Im KONZ Steuerlexikon finden Sie alle wichtigen Fachbegriffe aus dem Steuerrecht einfach und verständlich erklärt. Der Schwerpunkt liegt dabei im Ertragssteuerrecht und speziell im Einkommensteuerrecht, so dass Sie bei uns für Ihre Steuererklärung immer die richtigen Informationen zur Hand haben. Unser Steuerlexikon wird zudem ständig für Sie aktualisiert – so sind Sie immer auf dem neuesten Stand. Auch zu aktuellen Gesetzgebungsvorhaben finden Sie im KONZ Steuerlexikon jederzeit die wichtigsten Stichworte.

1. Steuererklärungspflicht

Die Verpflichtung zur Abgabe der Steuererklärungen regelt § 149 Abs. 1 AO. Die Steuererklärungspflicht ergibt sich zum einen aus

  • den Einzelsteuergesetzen gem. § 149 Abs. 1 Satz 1 AO und zum anderen

  • aus der Abgabenordnung gem. § 149 Abs. 1 Satz 2 AO.

1.1. Verpflichtung nach den Einzelsteuergesetzen

Die gesetzliche Pflicht zur Abgabe einer Steuererklärung ergibt sich gem. § 149 Abs. 1 Satz 1 AO aus dem jeweiligen Einzelsteuergesetz.

1.1.1. Einkommensteuer

Gem. § 25 Abs. 3 EStG haben Steuerpflichtige für den abgelaufenen Veranlagungszeitraum eine Einkommensteuererklärung abzugeben. Bei Bezug von Einkünften aus nichtselbstständiger Arbeit, von denen ein Steuerabzug vorgenommen worden ist, ergibt sich die Verpflichtung zur Abgabe der Einkommensteuererklärung gem. § 56 Satz 2 Nr. 1 Buchst. b bzw. Nr. 2 Buchst. b EStDV aus § 46 Abs. 2 EStG.

In den übrigen Fällen besteht eine Verpflichtung zur Abgabe der Steuererklärung, wenn der Gesamtbetrag der Einkünfte bei zusammen veranlagten Ehegatten mehr als 15 329 €, ansonsten mehr als 7 664 € betragen hat. Mit dem Gesetz zur Sicherung von Beschäftigung und Stabilität (BGBl I 2009, 416) wurde durch Änderung des § 32a Abs. 1 Satz 2 Nr. 1 EStG der Grundfreibetrag ab 1.1.2009 um 170 € auf 7 834 € angehoben. Damit einher geht die Umformulierung des § 56 EStDV. Danach besteht nunmehr die Verpflichtung zur Abgabe der Einkommensteuererklärung, wenn der Gesamtbetrag der Einkünfte den Grundfreibetrag (= 7 834 €) bzw. im Fall der Zusammenveranlagung von Ehegatten das Zweifache des Grundfreibetrags (= 15 668 €) nach § 32a Abs. 1 Satz 2 Nr. 1 EStG überschreitet.

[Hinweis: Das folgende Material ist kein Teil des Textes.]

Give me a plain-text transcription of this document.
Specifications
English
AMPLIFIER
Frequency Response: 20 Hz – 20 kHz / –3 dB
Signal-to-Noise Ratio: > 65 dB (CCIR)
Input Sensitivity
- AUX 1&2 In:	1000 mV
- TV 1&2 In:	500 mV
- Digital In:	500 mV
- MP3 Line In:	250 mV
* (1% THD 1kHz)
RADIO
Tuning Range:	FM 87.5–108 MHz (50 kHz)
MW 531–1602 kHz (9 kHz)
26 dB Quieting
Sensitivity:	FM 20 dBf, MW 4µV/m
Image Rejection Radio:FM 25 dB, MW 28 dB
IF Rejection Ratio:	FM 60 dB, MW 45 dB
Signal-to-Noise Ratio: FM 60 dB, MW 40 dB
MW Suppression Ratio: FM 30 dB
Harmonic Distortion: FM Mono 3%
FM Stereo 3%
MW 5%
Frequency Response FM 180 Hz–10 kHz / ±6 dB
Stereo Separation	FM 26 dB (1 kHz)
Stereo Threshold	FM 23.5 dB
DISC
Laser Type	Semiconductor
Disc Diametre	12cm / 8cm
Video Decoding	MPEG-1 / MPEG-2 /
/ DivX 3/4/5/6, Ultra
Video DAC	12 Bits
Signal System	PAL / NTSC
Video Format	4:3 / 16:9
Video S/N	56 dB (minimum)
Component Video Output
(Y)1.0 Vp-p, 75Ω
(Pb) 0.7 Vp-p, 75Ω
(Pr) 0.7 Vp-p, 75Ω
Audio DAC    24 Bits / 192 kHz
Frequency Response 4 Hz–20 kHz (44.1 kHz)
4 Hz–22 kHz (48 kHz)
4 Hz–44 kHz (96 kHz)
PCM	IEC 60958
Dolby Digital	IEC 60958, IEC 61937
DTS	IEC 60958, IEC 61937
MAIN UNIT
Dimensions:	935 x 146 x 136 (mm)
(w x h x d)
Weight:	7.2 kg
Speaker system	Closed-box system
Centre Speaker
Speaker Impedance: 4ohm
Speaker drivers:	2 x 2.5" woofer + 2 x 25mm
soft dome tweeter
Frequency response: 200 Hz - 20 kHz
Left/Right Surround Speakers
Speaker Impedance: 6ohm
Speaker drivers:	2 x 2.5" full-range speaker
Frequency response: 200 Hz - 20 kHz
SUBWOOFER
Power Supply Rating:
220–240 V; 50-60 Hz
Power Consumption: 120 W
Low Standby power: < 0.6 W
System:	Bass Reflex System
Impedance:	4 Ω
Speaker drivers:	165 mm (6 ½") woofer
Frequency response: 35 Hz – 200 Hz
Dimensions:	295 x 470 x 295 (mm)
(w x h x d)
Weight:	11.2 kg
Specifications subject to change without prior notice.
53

Ab dem Veranlagungszeitraum 2010 beträgt der Grundfreibetrag gem. § 52 Abs. 41 EStG 8 004 € bzw. bei Ehegatten, die nach den §§ 26, 26b EStG zusammen zur Einkommensteuer veranlagt werden, 16 008 €.

Mit der Einführung eines Faktorverfahrens zur Steuerklassenkombination IV/IV gem. § 39f EStG n.F. ab 2010 (§ 52 Abs. 52 EStG) können Ehegatten künftig neben der Steuerklassenkombination III/V auch die Option wahrnehmen, bei der Steuerklasse IV einen Faktor eintragen zu lassen. Mit diesem Faktor wird insbesondere die Wirkung der Splittingtabelle beim Lohnsteuerabzug nach der Klasse IV berücksichtigt. Ziel der Regelung ist es, den Lohnsteuerabzug bei Ehegatten zielgenauer auszugestalten und eine Alternative zu der als diskriminierend empfundenen Wirkung der Steuerklasse V zu schaffen.

Gem. § 46 Abs. 2 Nr. 3a EStG n.F. besteht die Verpflichtung zur Abgabe der Einkommensteuererklärung, wenn bei Steuerklasse IV der Faktor eingetragen worden ist.

Im bis einschließlich Veranlagungszeitraum 2009 geltenden Recht wurde im Veranlagungsverfahren – wie auch im Lohnsteuerabzugsverfahren eine Vorsorgepauschale angesetzt. Im Veranlagungsverfahren ist mit dem Bürgerentlastungsgesetz vom 22.7.2009 (BGBl I 2009, 1959) im Veranlagungsverfahren eine Vorsorgepauschale nicht mehr vorgesehen. Nach Änderung des § 10c EStG wird die Vorsorgepauschale gem. § 39b Abs. 2 Satz 5 Nr. 3 EStG ab dem Veranlagungszeitraum 2010 nur noch im Rahmen des Lohnsteuerabzugs berücksichtigt.

Sind die für Kranken- und Pflegeversicherung berücksichtigten Teilbeträge der Vorsorgepauschale gem. § 39b Abs. 2 Satz 5 Nr. 3 Buchst. b bis d EStG höher als die nach § 10 Abs. 1 Nr. 3 und nach der Nr. 3a i.V.m. Abs. 4 EStG abzugsfähigen Beträge, führt dies gem. § 46 Abs. 2 Nr. 3 EStG zu einem Pflichtveranlagungstatbestand. Damit der Pflichtveranlagungstatbestand erkennbar ist, werden entsprechende Angaben in die Lohnsteuerbescheinigung aufgenommen (§ 41b Abs. 1 Satz 2 Nr. 13 bis 15 EStG).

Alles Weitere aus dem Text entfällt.